BertIterator produces NPE while training on GPU

Hi there

I’m trying to fine-tune a pre-trained BERT model in DL4J using SameDiff and the BertIterator. I run into the following NullPointerException:

Exception in thread "AMDSI prefetch thread" java.lang.RuntimeException: java.lang.NullPointerException
        at org.nd4j.linalg.dataset.AsyncMultiDataSetIterator$AsyncPrefetchThread.run(AsyncMultiDataSetIterator.java:389)
Caused by: java.lang.NullPointerException
        at org.nd4j.jita.concurrency.CudaAffinityManager.ensureLocation(CudaAffinityManager.java:307)
        at org.nd4j.linalg.dataset.callbacks.DefaultCallback.call(DefaultCallback.java:65)
        at org.nd4j.linalg.dataset.AsyncMultiDataSetIterator$AsyncPrefetchThread.run(AsyncMultiDataSetIterator.java:364)

The specific line of code in CudaAffinityManager::ensureLocation looks like the following:

@Override
public void ensureLocation(INDArray array, Location location) {
    // to location to ensure for empty array
    if (array.isEmpty() || array.isS()) // HERE THE NPE HAPPENS
        return;
    ...

In the case of the NPE the array is Null. The array that is checked here, is the feature mask of the segment id array. When I run the same code on CPU, the problem does not arise, since the CpuAffinityManager does not overwrite the NOP from the BasicAffinityManager.

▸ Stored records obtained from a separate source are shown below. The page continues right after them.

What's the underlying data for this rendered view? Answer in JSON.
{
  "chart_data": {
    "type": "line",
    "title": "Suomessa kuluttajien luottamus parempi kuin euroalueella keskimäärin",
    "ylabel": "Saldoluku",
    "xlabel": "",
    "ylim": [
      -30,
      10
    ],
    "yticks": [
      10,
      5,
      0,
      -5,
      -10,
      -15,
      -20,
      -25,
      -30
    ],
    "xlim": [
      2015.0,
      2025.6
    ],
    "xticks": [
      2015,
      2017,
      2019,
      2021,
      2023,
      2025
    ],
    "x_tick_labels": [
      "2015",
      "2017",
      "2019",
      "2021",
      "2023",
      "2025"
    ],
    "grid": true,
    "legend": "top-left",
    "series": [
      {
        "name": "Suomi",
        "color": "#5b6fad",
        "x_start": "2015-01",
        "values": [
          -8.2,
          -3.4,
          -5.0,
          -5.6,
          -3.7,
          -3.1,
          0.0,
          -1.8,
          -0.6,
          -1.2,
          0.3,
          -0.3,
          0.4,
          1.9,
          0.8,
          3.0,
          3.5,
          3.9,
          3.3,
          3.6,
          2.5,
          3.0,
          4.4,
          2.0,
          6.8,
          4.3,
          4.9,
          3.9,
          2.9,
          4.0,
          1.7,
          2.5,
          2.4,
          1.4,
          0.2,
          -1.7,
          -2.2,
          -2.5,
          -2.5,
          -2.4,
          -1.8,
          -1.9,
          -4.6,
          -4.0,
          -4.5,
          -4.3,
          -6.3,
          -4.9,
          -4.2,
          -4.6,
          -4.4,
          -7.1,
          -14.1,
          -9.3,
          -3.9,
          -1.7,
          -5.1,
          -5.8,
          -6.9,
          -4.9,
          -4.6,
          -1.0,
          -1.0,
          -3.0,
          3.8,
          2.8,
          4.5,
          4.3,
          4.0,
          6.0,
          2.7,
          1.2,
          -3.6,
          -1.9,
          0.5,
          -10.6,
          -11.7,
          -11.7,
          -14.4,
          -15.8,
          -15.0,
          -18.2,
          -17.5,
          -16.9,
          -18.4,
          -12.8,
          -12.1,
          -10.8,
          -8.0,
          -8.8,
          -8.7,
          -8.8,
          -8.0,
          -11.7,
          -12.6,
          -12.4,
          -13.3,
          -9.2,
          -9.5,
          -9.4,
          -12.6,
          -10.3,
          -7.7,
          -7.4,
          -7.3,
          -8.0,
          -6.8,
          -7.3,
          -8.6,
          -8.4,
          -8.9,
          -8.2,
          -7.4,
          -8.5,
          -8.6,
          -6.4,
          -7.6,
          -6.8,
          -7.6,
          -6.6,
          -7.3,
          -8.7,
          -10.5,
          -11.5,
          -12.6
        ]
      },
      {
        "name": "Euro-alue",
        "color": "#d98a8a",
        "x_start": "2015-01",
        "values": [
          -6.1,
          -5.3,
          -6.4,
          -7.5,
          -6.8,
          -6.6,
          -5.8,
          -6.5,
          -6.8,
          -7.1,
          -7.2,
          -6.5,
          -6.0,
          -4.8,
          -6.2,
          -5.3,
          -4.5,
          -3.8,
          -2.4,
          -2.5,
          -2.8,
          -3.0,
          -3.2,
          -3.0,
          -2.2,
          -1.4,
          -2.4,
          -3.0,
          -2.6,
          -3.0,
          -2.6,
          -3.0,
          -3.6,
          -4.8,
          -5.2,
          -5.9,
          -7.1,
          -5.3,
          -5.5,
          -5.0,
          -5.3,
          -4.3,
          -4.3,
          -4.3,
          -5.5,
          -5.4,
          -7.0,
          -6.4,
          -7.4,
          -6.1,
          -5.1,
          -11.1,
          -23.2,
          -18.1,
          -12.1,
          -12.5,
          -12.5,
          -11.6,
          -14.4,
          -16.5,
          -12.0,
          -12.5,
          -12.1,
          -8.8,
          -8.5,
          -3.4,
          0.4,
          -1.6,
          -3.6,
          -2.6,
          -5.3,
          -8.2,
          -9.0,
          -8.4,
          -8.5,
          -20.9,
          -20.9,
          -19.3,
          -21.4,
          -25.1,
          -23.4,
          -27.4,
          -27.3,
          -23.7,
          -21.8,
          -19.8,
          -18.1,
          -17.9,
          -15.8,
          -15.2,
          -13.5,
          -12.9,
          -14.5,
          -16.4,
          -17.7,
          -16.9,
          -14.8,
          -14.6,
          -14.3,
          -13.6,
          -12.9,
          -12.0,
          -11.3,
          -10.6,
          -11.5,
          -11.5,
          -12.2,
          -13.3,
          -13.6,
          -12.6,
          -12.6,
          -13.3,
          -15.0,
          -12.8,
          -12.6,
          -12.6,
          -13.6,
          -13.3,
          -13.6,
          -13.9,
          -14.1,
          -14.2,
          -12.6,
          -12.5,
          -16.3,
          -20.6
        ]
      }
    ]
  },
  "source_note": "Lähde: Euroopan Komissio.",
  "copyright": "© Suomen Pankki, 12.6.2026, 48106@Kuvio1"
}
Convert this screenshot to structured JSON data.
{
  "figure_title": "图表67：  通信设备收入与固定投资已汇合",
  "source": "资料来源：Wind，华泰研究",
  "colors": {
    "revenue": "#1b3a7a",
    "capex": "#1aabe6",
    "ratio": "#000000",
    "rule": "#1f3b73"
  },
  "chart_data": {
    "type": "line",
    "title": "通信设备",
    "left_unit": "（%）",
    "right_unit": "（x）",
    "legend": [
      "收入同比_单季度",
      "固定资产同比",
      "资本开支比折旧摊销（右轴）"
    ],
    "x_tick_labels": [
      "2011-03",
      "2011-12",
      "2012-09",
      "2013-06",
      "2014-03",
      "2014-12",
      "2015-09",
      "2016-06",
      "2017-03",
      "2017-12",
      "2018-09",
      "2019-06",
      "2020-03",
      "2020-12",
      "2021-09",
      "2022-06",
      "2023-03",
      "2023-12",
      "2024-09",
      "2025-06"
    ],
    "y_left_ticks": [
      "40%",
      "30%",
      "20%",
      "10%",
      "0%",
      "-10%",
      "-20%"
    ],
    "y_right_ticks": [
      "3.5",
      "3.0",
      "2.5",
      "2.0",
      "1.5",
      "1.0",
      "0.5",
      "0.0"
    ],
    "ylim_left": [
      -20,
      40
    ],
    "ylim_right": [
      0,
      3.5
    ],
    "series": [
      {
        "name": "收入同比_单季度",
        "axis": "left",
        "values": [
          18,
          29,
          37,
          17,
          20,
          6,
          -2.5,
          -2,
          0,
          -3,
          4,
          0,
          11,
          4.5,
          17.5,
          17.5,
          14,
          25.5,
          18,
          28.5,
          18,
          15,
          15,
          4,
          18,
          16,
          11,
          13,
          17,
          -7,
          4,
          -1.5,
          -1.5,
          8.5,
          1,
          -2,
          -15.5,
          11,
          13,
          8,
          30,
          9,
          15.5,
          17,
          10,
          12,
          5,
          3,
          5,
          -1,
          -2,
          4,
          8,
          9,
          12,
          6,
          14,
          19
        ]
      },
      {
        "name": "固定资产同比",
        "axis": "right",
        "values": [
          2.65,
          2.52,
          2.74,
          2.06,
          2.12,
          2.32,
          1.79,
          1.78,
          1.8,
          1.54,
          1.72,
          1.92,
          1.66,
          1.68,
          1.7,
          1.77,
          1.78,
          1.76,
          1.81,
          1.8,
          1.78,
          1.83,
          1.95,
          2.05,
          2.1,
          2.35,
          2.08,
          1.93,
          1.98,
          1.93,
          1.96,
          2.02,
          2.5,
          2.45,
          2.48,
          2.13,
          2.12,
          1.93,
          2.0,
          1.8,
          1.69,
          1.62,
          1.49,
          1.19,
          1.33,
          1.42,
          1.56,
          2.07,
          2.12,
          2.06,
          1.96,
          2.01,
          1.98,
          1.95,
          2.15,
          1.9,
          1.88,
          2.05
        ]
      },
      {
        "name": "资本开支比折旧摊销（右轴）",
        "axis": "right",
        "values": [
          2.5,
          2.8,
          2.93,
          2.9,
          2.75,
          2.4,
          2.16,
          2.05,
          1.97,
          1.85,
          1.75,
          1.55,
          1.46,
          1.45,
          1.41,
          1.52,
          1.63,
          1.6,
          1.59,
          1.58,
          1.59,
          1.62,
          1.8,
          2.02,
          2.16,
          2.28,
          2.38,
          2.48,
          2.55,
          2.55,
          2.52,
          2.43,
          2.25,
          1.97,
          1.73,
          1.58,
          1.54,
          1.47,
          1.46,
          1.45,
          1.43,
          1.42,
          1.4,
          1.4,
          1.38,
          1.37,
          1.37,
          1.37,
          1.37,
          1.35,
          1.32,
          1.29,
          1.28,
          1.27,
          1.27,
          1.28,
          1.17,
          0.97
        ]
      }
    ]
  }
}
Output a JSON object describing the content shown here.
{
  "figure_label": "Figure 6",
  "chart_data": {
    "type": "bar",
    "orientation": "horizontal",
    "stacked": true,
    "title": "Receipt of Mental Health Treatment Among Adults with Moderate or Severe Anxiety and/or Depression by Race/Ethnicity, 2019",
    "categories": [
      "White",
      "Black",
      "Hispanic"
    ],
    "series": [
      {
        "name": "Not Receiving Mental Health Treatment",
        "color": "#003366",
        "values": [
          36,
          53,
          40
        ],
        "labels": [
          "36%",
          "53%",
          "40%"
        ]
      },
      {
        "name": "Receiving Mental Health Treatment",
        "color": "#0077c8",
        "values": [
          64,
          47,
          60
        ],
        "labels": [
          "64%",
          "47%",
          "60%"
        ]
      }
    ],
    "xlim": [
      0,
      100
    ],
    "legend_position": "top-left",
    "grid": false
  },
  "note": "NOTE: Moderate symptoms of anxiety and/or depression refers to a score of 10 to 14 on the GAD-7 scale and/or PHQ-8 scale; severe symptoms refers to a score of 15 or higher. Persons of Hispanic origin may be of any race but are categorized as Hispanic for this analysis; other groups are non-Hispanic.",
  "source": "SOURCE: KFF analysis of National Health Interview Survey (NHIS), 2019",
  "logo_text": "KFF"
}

The feature mask of the segment index array is null because of this code snipped in the BertIterator:

private Pair<INDArray[], INDArray[]> convertMiniBatchFeatures(List<Pair<List<String>, String>> tokensAndLabelList, int outLength, long[] segIdOnesFrom) {
    // some code
    ...

    if (featureArrays == FeatureArrays.INDICES_MASK_SEGMENTID) {
        outSegmentIdArr = Nd4j.createFromArray(outSegmentId);
        f = new INDArray[]{outIdxsArr, outSegmentIdArr};
        fm = new INDArray[]{outMaskArr, null}; // HERE THE MAGIC HAPPENS...
    } else {
        f = new INDArray[]{outIdxsArr};
        fm = new INDArray[]{outMaskArr};
    }
    return new Pair<>(f, fm);
}

What might be the reason / fix for this problem?

  1. Segment index array should be masked as the token index array?
  2. CudaAffinityManager should have additional check of “array == null”
  3. Some other reason

Thank you very much!

Cheers Nino

I think this might be a proper bug.I think it should check for the null-ness either before checking the location or in ensureLocation.

@raver119 does ensureLocation expect array to always be non-null?

Thank you, for the response.

As a quick fix, I’ve overwritten the BertIterator and add a “ones”-mask for outSegmentIdArr as well.

  @Override
  public MultiDataSet next(int num) {
    MultiDataSet next = super.next(num);

    INDArray[] featuresMaskArrays = next.getFeaturesMaskArrays();
    featuresMaskArrays[1] = featuresMaskArrays[0];

    return next;
  }

Might not be the final solution but it does the trick for now.

@raver119 What would you think about this problem? Would the non-null fix be a permanent solution?